Ricordo pure che la musica è una nostra totale invenzione: abbiamo costruito strumenti che, insieme con la nostra voce, possono realizzare suoni aventi peculiari correlazioni aritmetiche (armonici), formanti appunto delle musiche. Dunque in natura la musica non esiste affatto: in natura esistono solo rumori, che sono l'antitesi della musica, giacché il rumore è un suono con caratteristiche indiscriminate, infatti, in esso sono insite tutte le frequenze soniche. Anche ciò contribuisce a “svelare” la musica.

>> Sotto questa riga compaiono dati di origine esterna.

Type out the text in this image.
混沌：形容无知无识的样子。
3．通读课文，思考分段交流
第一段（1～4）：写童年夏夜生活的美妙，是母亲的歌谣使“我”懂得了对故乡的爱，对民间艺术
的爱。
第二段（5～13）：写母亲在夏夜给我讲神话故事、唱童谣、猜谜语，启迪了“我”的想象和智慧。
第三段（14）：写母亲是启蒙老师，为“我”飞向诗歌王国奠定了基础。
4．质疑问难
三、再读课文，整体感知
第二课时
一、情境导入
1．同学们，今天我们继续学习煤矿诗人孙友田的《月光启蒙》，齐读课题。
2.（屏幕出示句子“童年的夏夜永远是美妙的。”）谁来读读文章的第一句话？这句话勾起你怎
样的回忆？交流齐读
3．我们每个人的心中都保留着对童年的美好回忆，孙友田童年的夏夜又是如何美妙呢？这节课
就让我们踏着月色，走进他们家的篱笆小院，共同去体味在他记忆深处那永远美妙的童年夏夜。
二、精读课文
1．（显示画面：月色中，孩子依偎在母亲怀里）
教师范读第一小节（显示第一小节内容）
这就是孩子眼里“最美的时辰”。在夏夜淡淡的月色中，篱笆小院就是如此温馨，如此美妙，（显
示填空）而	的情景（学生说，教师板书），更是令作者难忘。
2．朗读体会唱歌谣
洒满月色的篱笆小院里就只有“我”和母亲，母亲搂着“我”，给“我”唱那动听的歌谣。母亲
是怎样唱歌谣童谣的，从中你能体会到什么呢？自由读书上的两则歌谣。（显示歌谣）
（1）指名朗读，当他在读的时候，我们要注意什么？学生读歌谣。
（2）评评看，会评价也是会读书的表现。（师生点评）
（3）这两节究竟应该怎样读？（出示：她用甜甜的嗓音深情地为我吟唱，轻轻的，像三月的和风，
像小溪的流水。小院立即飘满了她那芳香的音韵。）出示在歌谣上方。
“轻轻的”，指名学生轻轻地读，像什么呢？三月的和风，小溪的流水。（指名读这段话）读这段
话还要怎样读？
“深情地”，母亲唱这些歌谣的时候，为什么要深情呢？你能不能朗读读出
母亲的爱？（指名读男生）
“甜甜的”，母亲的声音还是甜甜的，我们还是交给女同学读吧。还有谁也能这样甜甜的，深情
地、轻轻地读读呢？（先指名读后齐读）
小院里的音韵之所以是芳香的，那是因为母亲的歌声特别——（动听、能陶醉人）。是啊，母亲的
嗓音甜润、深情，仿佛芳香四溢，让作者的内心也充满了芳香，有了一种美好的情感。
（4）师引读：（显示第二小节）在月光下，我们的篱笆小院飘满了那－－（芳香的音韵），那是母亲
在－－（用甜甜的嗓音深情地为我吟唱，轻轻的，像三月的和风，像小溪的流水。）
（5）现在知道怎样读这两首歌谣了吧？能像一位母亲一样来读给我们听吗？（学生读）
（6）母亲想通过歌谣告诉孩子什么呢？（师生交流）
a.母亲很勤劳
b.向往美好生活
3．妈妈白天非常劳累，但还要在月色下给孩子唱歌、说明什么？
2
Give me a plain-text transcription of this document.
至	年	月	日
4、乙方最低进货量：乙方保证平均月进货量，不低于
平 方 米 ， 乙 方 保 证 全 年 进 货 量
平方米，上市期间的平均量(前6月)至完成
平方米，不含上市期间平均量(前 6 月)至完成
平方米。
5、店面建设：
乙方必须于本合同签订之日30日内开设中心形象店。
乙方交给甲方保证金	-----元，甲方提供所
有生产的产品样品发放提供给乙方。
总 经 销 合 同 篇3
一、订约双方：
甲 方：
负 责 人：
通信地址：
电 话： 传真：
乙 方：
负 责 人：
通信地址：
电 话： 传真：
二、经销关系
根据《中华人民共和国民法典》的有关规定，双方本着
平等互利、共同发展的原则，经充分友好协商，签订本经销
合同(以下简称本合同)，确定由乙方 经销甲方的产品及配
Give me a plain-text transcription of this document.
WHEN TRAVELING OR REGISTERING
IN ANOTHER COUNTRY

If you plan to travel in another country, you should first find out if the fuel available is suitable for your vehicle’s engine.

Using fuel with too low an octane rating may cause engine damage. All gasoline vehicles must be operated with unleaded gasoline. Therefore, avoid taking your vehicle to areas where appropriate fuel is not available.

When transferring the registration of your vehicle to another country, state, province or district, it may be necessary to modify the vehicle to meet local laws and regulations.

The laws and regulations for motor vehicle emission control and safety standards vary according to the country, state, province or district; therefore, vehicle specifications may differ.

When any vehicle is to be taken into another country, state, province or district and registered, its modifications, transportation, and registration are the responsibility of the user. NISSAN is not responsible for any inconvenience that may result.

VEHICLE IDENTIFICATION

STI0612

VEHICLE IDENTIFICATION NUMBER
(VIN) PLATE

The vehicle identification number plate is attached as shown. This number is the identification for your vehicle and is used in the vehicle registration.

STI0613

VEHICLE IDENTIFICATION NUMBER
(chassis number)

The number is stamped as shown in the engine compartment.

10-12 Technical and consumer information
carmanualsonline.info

L'intervistatrice continua con: “Lei come la scriverebbe (la musica dell'Universo)?” E lui: “Io ho tentato di inventarmi un suono del cosmo, che a noi appare silenzioso ma non credo che lo sia. E siccome immagino la voce umana come il primo suono, ho creato pezzi con le voci di 300 persone moltiplicate per 300. Molti suoni, tutti insieme, avviluppati, che non dicono una parola”.
Quasi insuperabile l'imbarazzo di non capire del tutto la composizione della frase: ossia come può sussistere un suono che appare silenzioso a noi (noi umani, quindi anche lui?), ma che l'inventore stesso (Morricone) non crede che sia davvero silenzioso; infatti (forse per non sbagliare) ha creato pezzi impiegando ben 300x300 = 90.000 voci, tutte insieme ma che non dicono una parola! In che modo ci è riuscito?
L’intervista termina in bellezza: “Maestro, dov'è la bellezza della musica?” “Se una musica è scritta bene (Morricone sembra intenda come grafia!) e suona bene, quella è la bellezza in musica. La bellezza non è una bella melodia, anche la più bella del mondo, è come questa bellissima melodia sarà strumentata dall'autore”.
L'imbarazzo cresce: che c’entra come è scritta graficamente una musica e chi decide se suona bene? Addirittura questa è la bellezza in musica? Chi decide se una melodia è bella o no?
Concludendo, sembra che Morricone voglia intendere che la bellezza sia data dalla maniera in cui è strumentata una melodia (bella o brutta che sia): quindi pare che Morricone, e la carriera lo confermerebbe, reputi che tutta la musica debba basarsi soprattutto su accurate scelte timbriche con qualche ornamento armonico, che conseguano quindi un bel riempimento di una qualsiasi melodia… Troppo semplice!
Questa intervista a Morricone avvalora tutte le perplessità sulla rappresentazione della musica per opera dei mass media, e fa emergere una figura simile ad un piccolo bottegaio artigiano rinascimentale, pure un po' confuso; certamente non un maestro dei nostri giorni, non il grande artista riconosciuto in campo internazionale, da noi italiani incondizionatamente incensato e “impalmato”. Un “maestro” che ha pure l'ambizione di scrivere la Musica dell'Universo.
* Intuiti nel '600 da Cartesio, indagati successivamente da Thomas Pigot e altri.